The best choice for each stadium will depend upon its individual circumstances. A mix between outsourcing and insourcing different types of services is also possible.

Some key advantages of outsourcing:

• Service providers might be willing to become sponsors, either by paying cash or by providing value-in-kind (VIK) services

• Using third parties to provide non-core functions can allow the operator to focus on core business functions

• Service providers might contribute to capital costs (e.g. catering equipment)

• The stadium operator might not have the resources or expertise to deliver some services

• The responsibility for providing large and variable staff numbers sits with the service provider

• It can reduce fixed costs by passing on overheads and management focus to the service provider

• The service provider can provide specialist know-how that can be a statutory or contractual requirement (e.g. testing of safety equipment)
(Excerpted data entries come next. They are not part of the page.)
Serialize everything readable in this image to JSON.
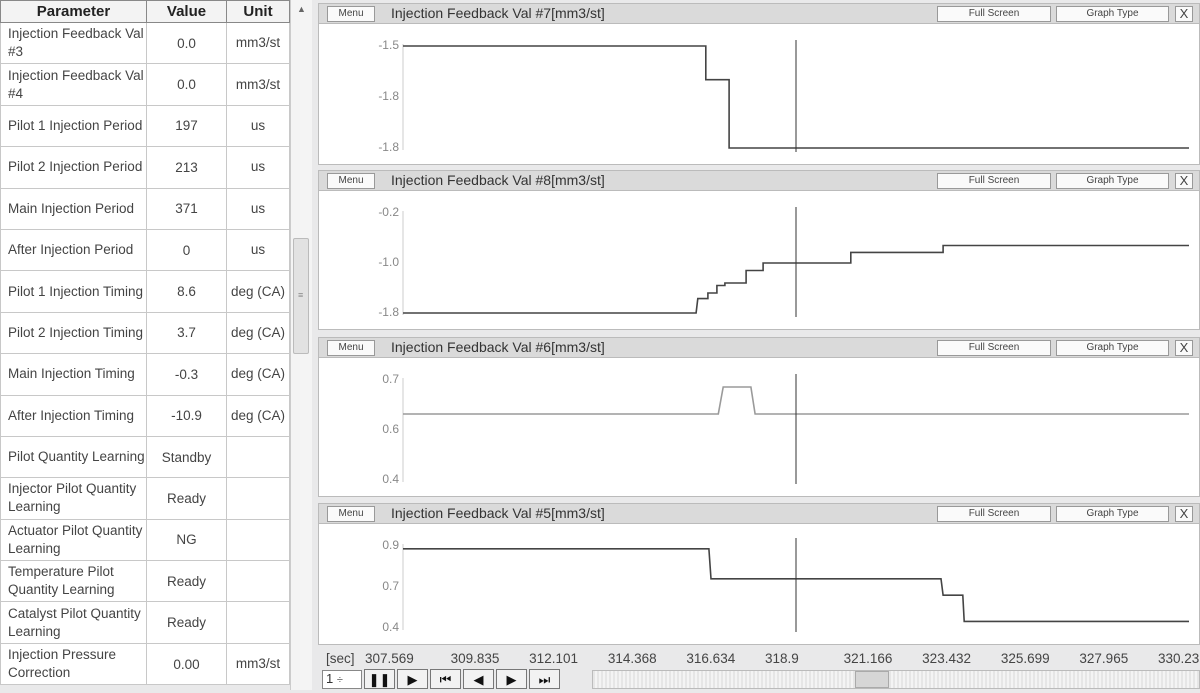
{
  "table": {
    "headers": {
      "parameter": "Parameter",
      "value": "Value",
      "unit": "Unit"
    },
    "rows": [
      {
        "parameter": "Injection Feedback Val #3",
        "value": "0.0",
        "unit": "mm3/st"
      },
      {
        "parameter": "Injection Feedback Val #4",
        "value": "0.0",
        "unit": "mm3/st"
      },
      {
        "parameter": "Pilot 1 Injection Period",
        "value": "197",
        "unit": "us"
      },
      {
        "parameter": "Pilot 2 Injection Period",
        "value": "213",
        "unit": "us"
      },
      {
        "parameter": "Main Injection Period",
        "value": "371",
        "unit": "us"
      },
      {
        "parameter": "After Injection Period",
        "value": "0",
        "unit": "us"
      },
      {
        "parameter": "Pilot 1 Injection Timing",
        "value": "8.6",
        "unit": "deg (CA)"
      },
      {
        "parameter": "Pilot 2 Injection Timing",
        "value": "3.7",
        "unit": "deg (CA)"
      },
      {
        "parameter": "Main Injection Timing",
        "value": "-0.3",
        "unit": "deg (CA)"
      },
      {
        "parameter": "After Injection Timing",
        "value": "-10.9",
        "unit": "deg (CA)"
      },
      {
        "parameter": "Pilot Quantity Learning",
        "value": "Standby",
        "unit": ""
      },
      {
        "parameter": "Injector Pilot Quantity Learning",
        "value": "Ready",
        "unit": ""
      },
      {
        "parameter": "Actuator Pilot Quantity Learning",
        "value": "NG",
        "unit": ""
      },
      {
        "parameter": "Temperature Pilot Quantity Learning",
        "value": "Ready",
        "unit": ""
      },
      {
        "parameter": "Catalyst Pilot Quantity Learning",
        "value": "Ready",
        "unit": ""
      },
      {
        "parameter": "Injection Pressure Correction",
        "value": "0.00",
        "unit": "mm3/st"
      }
    ]
  },
  "buttons": {
    "menu": "Menu",
    "full_screen": "Full Screen",
    "graph_type": "Graph Type",
    "close": "X"
  },
  "graphs": [
    {
      "title": "Injection Feedback Val #7[mm3/st]",
      "ticks": [
        "-1.5",
        "-1.8",
        "-1.8"
      ],
      "ylim": [
        -2.0,
        -1.5
      ],
      "color": "#444444",
      "points": [
        [
          307.569,
          -1.5
        ],
        [
          316.3,
          -1.5
        ],
        [
          316.3,
          -1.665
        ],
        [
          316.97,
          -1.665
        ],
        [
          316.97,
          -2.0
        ],
        [
          330.231,
          -2.0
        ]
      ]
    },
    {
      "title": "Injection Feedback Val #8[mm3/st]",
      "ticks": [
        "-0.2",
        "-1.0",
        "-1.8"
      ],
      "ylim": [
        -1.8,
        -0.2
      ],
      "color": "#444444",
      "points": [
        [
          307.569,
          -1.8
        ],
        [
          316.02,
          -1.8
        ],
        [
          316.07,
          -1.57
        ],
        [
          316.36,
          -1.57
        ],
        [
          316.36,
          -1.48
        ],
        [
          316.62,
          -1.48
        ],
        [
          316.62,
          -1.36
        ],
        [
          316.85,
          -1.36
        ],
        [
          316.85,
          -1.32
        ],
        [
          317.46,
          -1.32
        ],
        [
          317.46,
          -1.12
        ],
        [
          317.95,
          -1.12
        ],
        [
          317.95,
          -1.0
        ],
        [
          320.48,
          -1.0
        ],
        [
          320.48,
          -0.83
        ],
        [
          323.14,
          -0.83
        ],
        [
          323.14,
          -0.72
        ],
        [
          330.231,
          -0.72
        ]
      ]
    },
    {
      "title": "Injection Feedback Val #6[mm3/st]",
      "ticks": [
        "0.7",
        "0.6",
        "0.4"
      ],
      "ylim": [
        0.4,
        0.7
      ],
      "color": "#9a9a9a",
      "points": [
        [
          307.569,
          0.598
        ],
        [
          316.66,
          0.598
        ],
        [
          316.8,
          0.679
        ],
        [
          317.6,
          0.679
        ],
        [
          317.72,
          0.598
        ],
        [
          330.231,
          0.598
        ]
      ]
    },
    {
      "title": "Injection Feedback Val #5[mm3/st]",
      "ticks": [
        "0.9",
        "0.7",
        "0.4"
      ],
      "ylim": [
        0.4,
        0.9
      ],
      "color": "#444444",
      "points": [
        [
          307.569,
          0.883
        ],
        [
          316.39,
          0.883
        ],
        [
          316.45,
          0.7
        ],
        [
          323.08,
          0.7
        ],
        [
          323.14,
          0.6
        ],
        [
          323.71,
          0.6
        ],
        [
          323.75,
          0.44
        ],
        [
          330.231,
          0.44
        ]
      ]
    }
  ],
  "cursor_time": 318.9,
  "time_axis": {
    "unit": "[sec]",
    "ticks": [
      "307.569",
      "309.835",
      "312.101",
      "314.368",
      "316.634",
      "318.9",
      "321.166",
      "323.432",
      "325.699",
      "327.965",
      "330.231"
    ],
    "range": [
      307.569,
      330.231
    ]
  },
  "controls": {
    "speed": "1",
    "spin": "÷",
    "pause": "❚❚",
    "play": "▶",
    "first": "⏮",
    "prev": "◀",
    "next": "▶",
    "last": "⏭"
  }
}
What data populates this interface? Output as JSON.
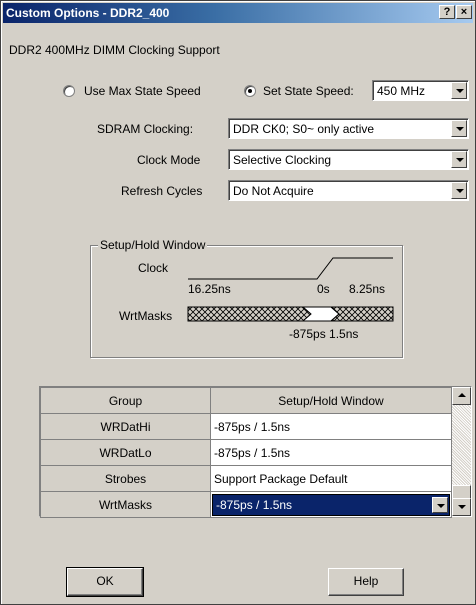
{
  "window": {
    "title": "Custom Options - DDR2_400",
    "help_glyph": "?",
    "close_glyph": "×"
  },
  "header": {
    "subtitle": "DDR2 400MHz DIMM Clocking Support"
  },
  "speed": {
    "option_max": "Use Max State Speed",
    "option_set": "Set State Speed:",
    "selected_option": "Set State Speed:",
    "value": "450 MHz"
  },
  "fields": [
    {
      "label": "SDRAM Clocking:",
      "value": "DDR CK0; S0~ only active"
    },
    {
      "label": "Clock Mode",
      "value": "Selective Clocking"
    },
    {
      "label": "Refresh Cycles",
      "value": "Do Not Acquire"
    }
  ],
  "timing": {
    "group_label": "Setup/Hold Window",
    "clock_label": "Clock",
    "clock_t_left": "16.25ns",
    "clock_t_mid": "0s",
    "clock_t_right": "8.25ns",
    "wrt_label": "WrtMasks",
    "window_text": "-875ps 1.5ns"
  },
  "grid": {
    "headers": [
      "Group",
      "Setup/Hold Window"
    ],
    "rows": [
      {
        "group": "WRDatHi",
        "window": "-875ps / 1.5ns"
      },
      {
        "group": "WRDatLo",
        "window": "-875ps / 1.5ns"
      },
      {
        "group": "Strobes",
        "window": "Support Package Default"
      },
      {
        "group": "WrtMasks",
        "window": "-875ps / 1.5ns"
      }
    ],
    "selected_row": "WrtMasks"
  },
  "buttons": {
    "ok": "OK",
    "help": "Help"
  },
  "colors": {
    "face": "#d4d0c8",
    "title_start": "#0a246a",
    "selection": "#0a246a"
  }
}
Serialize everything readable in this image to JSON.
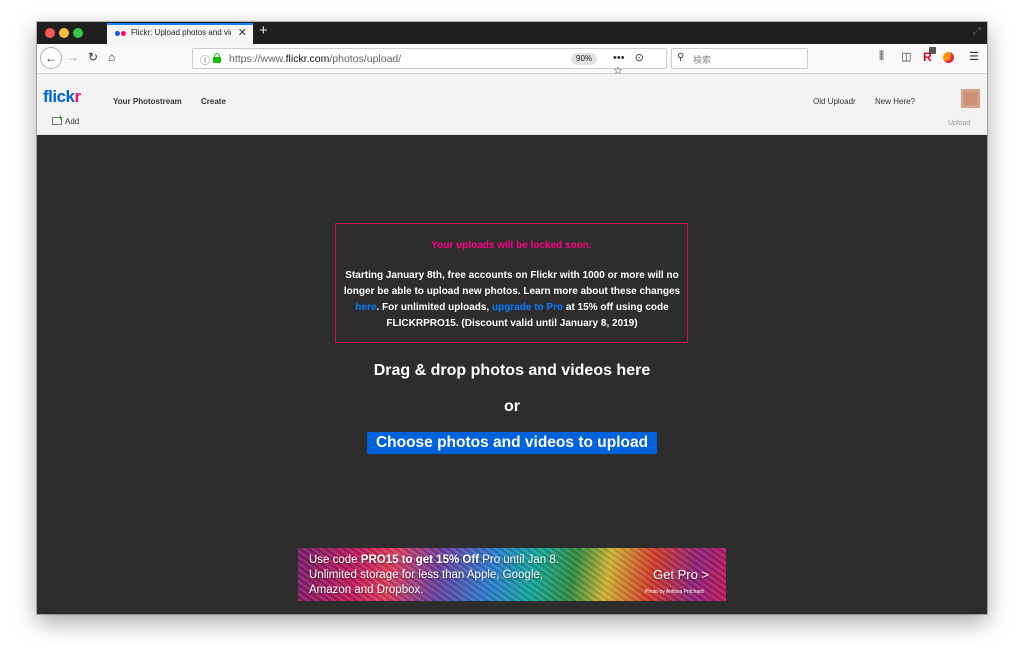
{
  "browser": {
    "tab_title": "Flickr: Upload photos and videos",
    "tab_close": "✕",
    "new_tab": "+",
    "url_prefix": "https://www.",
    "url_host": "flickr.com",
    "url_path": "/photos/upload/",
    "zoom": "90%",
    "page_actions": "•••",
    "search_placeholder": "検索",
    "icons": [
      "back-icon",
      "forward-icon",
      "reload-icon",
      "home-icon",
      "info-icon",
      "lock-icon",
      "pocket-icon",
      "bookmark-star-icon",
      "search-icon",
      "library-icon",
      "sidebar-icon",
      "extension-icon",
      "firefox-account-icon",
      "menu-icon"
    ]
  },
  "header": {
    "logo_main": "flick",
    "logo_accent": "r",
    "nav": {
      "photostream": "Your Photostream",
      "create": "Create",
      "old_uploadr": "Old Uploadr",
      "new_here": "New Here?"
    },
    "add_label": "Add",
    "upload_label": "Upload"
  },
  "notice": {
    "title": "Your uploads will be locked soon.",
    "body_1": "Starting January 8th, free accounts on Flickr with 1000 or more will no longer be able to upload new photos. Learn more about these changes ",
    "link_here": "here",
    "body_2": ". For unlimited uploads, ",
    "link_pro": "upgrade to Pro",
    "body_3": " at 15% off using code FLICKRPRO15. (Discount valid until January 8, 2019)"
  },
  "upload": {
    "drag_text": "Drag & drop photos and videos here",
    "or_text": "or",
    "choose_button": "Choose photos and videos to upload"
  },
  "promo": {
    "line1_pre": "Use code ",
    "line1_bold": "PRO15 to get 15% Off",
    "line1_post": " Pro until Jan 8.",
    "line2": "Unlimited storage for less than Apple, Google,",
    "line3": "Amazon and Dropbox.",
    "cta": "Get Pro >",
    "credit": "Photo by Anfissa Pritchard"
  },
  "colors": {
    "flickr_blue": "#0063dc",
    "flickr_pink": "#ff0084",
    "dark_bg": "#2d2d2d",
    "link_blue": "#0a7cff"
  }
}
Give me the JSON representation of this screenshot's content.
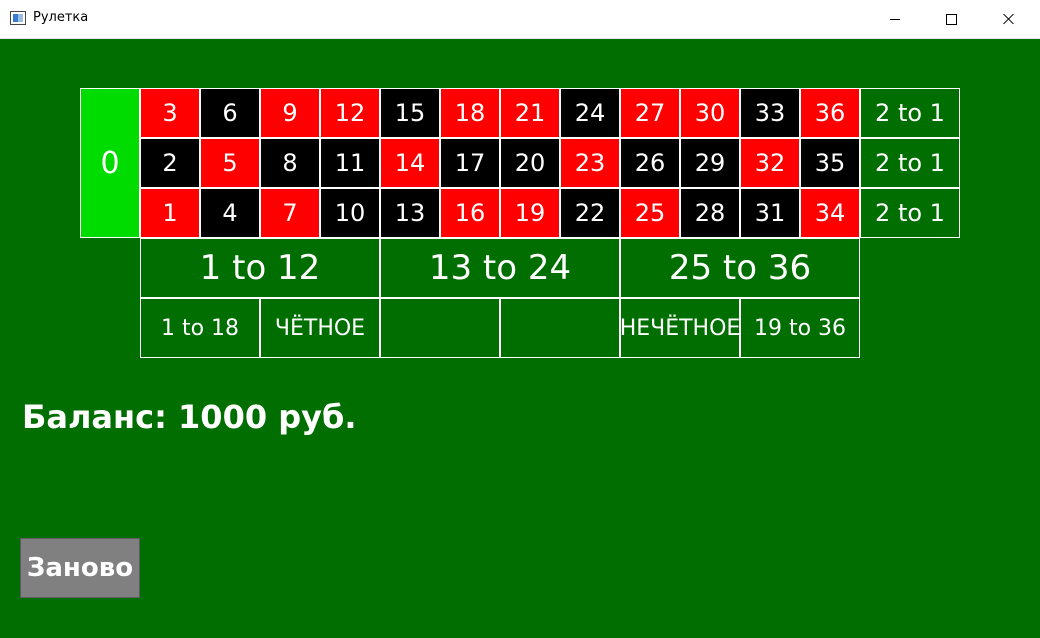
{
  "window": {
    "title": "Рулетка",
    "controls": [
      "minimize",
      "maximize",
      "close"
    ]
  },
  "board": {
    "zero": "0",
    "rows": [
      [
        {
          "n": "3",
          "color": "red"
        },
        {
          "n": "6",
          "color": "black"
        },
        {
          "n": "9",
          "color": "red"
        },
        {
          "n": "12",
          "color": "red"
        },
        {
          "n": "15",
          "color": "black"
        },
        {
          "n": "18",
          "color": "red"
        },
        {
          "n": "21",
          "color": "red"
        },
        {
          "n": "24",
          "color": "black"
        },
        {
          "n": "27",
          "color": "red"
        },
        {
          "n": "30",
          "color": "red"
        },
        {
          "n": "33",
          "color": "black"
        },
        {
          "n": "36",
          "color": "red"
        }
      ],
      [
        {
          "n": "2",
          "color": "black"
        },
        {
          "n": "5",
          "color": "red"
        },
        {
          "n": "8",
          "color": "black"
        },
        {
          "n": "11",
          "color": "black"
        },
        {
          "n": "14",
          "color": "red"
        },
        {
          "n": "17",
          "color": "black"
        },
        {
          "n": "20",
          "color": "black"
        },
        {
          "n": "23",
          "color": "red"
        },
        {
          "n": "26",
          "color": "black"
        },
        {
          "n": "29",
          "color": "black"
        },
        {
          "n": "32",
          "color": "red"
        },
        {
          "n": "35",
          "color": "black"
        }
      ],
      [
        {
          "n": "1",
          "color": "red"
        },
        {
          "n": "4",
          "color": "black"
        },
        {
          "n": "7",
          "color": "red"
        },
        {
          "n": "10",
          "color": "black"
        },
        {
          "n": "13",
          "color": "black"
        },
        {
          "n": "16",
          "color": "red"
        },
        {
          "n": "19",
          "color": "red"
        },
        {
          "n": "22",
          "color": "black"
        },
        {
          "n": "25",
          "color": "red"
        },
        {
          "n": "28",
          "color": "black"
        },
        {
          "n": "31",
          "color": "black"
        },
        {
          "n": "34",
          "color": "red"
        }
      ]
    ],
    "column_bets": [
      "2 to 1",
      "2 to 1",
      "2 to 1"
    ],
    "dozens": [
      "1 to 12",
      "13 to 24",
      "25 to 36"
    ],
    "outside": [
      {
        "label": "1 to 18",
        "color": ""
      },
      {
        "label": "ЧЁТНОЕ",
        "color": ""
      },
      {
        "label": "",
        "color": "red"
      },
      {
        "label": "",
        "color": "black"
      },
      {
        "label": "НЕЧЁТНОЕ",
        "color": ""
      },
      {
        "label": "19 to 36",
        "color": ""
      }
    ]
  },
  "balance": {
    "text": "Баланс: 1000 руб."
  },
  "restart_button": {
    "label": "Заново"
  },
  "colors": {
    "felt": "#006e00",
    "zero": "#00dc00",
    "red": "#ff0000",
    "black": "#000000",
    "button": "#808080"
  }
}
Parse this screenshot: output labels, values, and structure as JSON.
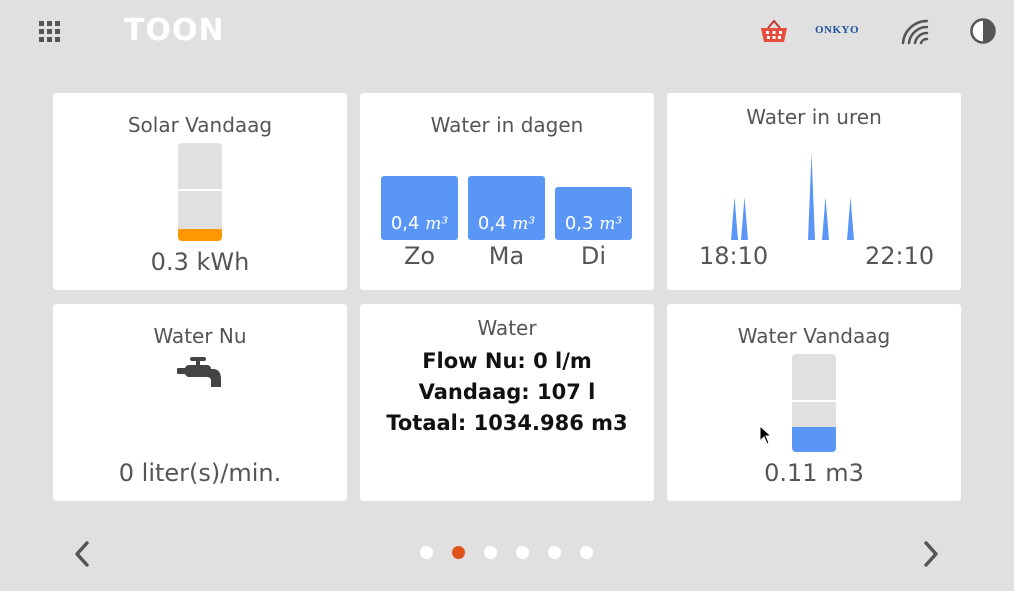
{
  "header": {
    "logo": "TOON",
    "brand_partner": "ONKYO",
    "icons": [
      "apps-grid-icon",
      "basket-icon",
      "wifi-icon",
      "contrast-icon"
    ]
  },
  "tiles": {
    "solar": {
      "title": "Solar Vandaag",
      "value": "0.3 kWh",
      "level": 0.12,
      "color": "#ff9800"
    },
    "water_days": {
      "title": "Water in dagen",
      "days": [
        {
          "label": "Zo",
          "value": "0,4",
          "unit": "m³",
          "amount": 0.4
        },
        {
          "label": "Ma",
          "value": "0,4",
          "unit": "m³",
          "amount": 0.4
        },
        {
          "label": "Di",
          "value": "0,3",
          "unit": "m³",
          "amount": 0.3
        }
      ],
      "bar_color": "#5a96f5"
    },
    "water_hours": {
      "title": "Water in uren",
      "start_time": "18:10",
      "end_time": "22:10"
    },
    "water_now": {
      "title": "Water Nu",
      "value": "0 liter(s)/min."
    },
    "water": {
      "title": "Water",
      "flow": "Flow Nu: 0 l/m",
      "today": "Vandaag: 107 l",
      "total": "Totaal: 1034.986 m3"
    },
    "water_today": {
      "title": "Water Vandaag",
      "value": "0.11 m3",
      "level": 0.25,
      "color": "#5a96f5"
    }
  },
  "pagination": {
    "pages": 6,
    "current": 2,
    "active_color": "#e0531b"
  }
}
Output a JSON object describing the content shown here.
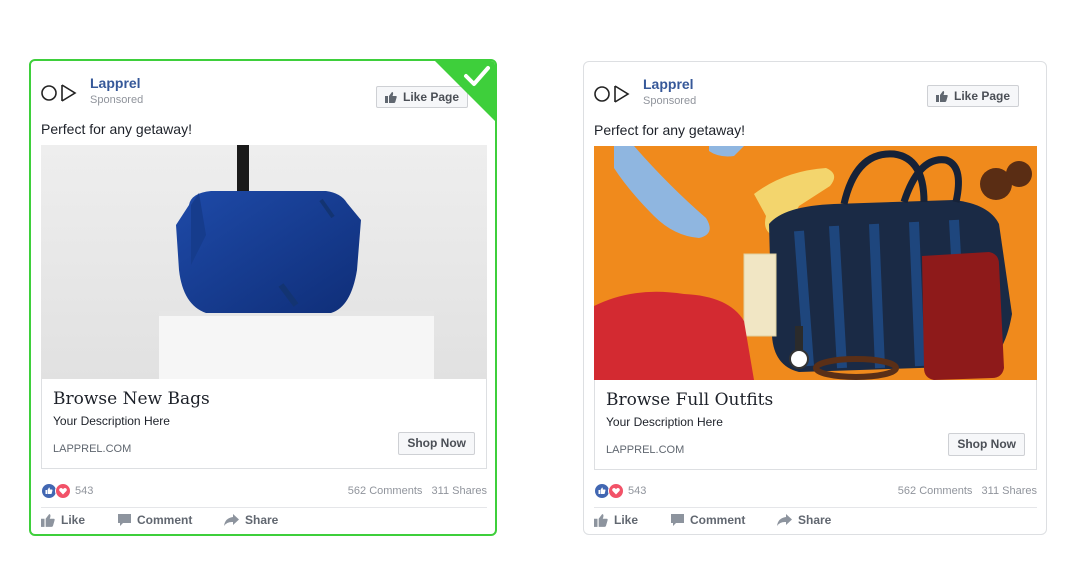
{
  "colors": {
    "selected_border": "#3ecf3b",
    "page_name": "#365899",
    "like_blue": "#4267b2",
    "love_red": "#f25268"
  },
  "ads": [
    {
      "selected": true,
      "page_name": "Lapprel",
      "sponsored": "Sponsored",
      "like_page": "Like Page",
      "post_text": "Perfect for any getaway!",
      "image_desc": "navy-mesh-handbag-on-white-pedestal",
      "link_title": "Browse New Bags",
      "link_description": "Your Description Here",
      "link_url": "LAPPREL.COM",
      "cta": "Shop Now",
      "reactions": "543",
      "comments": "562 Comments",
      "shares": "311 Shares",
      "actions": {
        "like": "Like",
        "comment": "Comment",
        "share": "Share"
      }
    },
    {
      "selected": false,
      "page_name": "Lapprel",
      "sponsored": "Sponsored",
      "like_page": "Like Page",
      "post_text": "Perfect for any getaway!",
      "image_desc": "outfit-flatlay-on-orange-background",
      "link_title": "Browse Full Outfits",
      "link_description": "Your Description Here",
      "link_url": "LAPPREL.COM",
      "cta": "Shop Now",
      "reactions": "543",
      "comments": "562 Comments",
      "shares": "311 Shares",
      "actions": {
        "like": "Like",
        "comment": "Comment",
        "share": "Share"
      }
    }
  ]
}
• Outsourcing can be more cost-effective, especially if the service provider can share economies of scale by spreading some costs over multiple sites

Some key disadvantages of outsourcing:

• It can be more expensive, especially if the service provider has a significant profit margin

• The stadium operator has less control over key business functions and customer satisfaction

• The local market might not offer the services required at an acceptable quality and service level

• Third-party staff may be less committed or familiar with the stadium and staff turnover can be higher

Outsourcing means to obtain goods or services by contract from an external supplier. This is also referred to as contracting out. Insourcing is using the stadium operator’s own staff and resources to accomplish a task or deliver a service.

It is important to monitor the quality of any outsourced service delivery. This is usually done by adding a service level agreement (SLA) to the contract with the service provider. An SLA defines key performance indicators (KPIs) for the delivery of the service, such as response times, staff numbers, quality standards and customer satisfaction. These KPIs can be monitored, measured and evaluated, and can trigger bonus payments or contract penalties.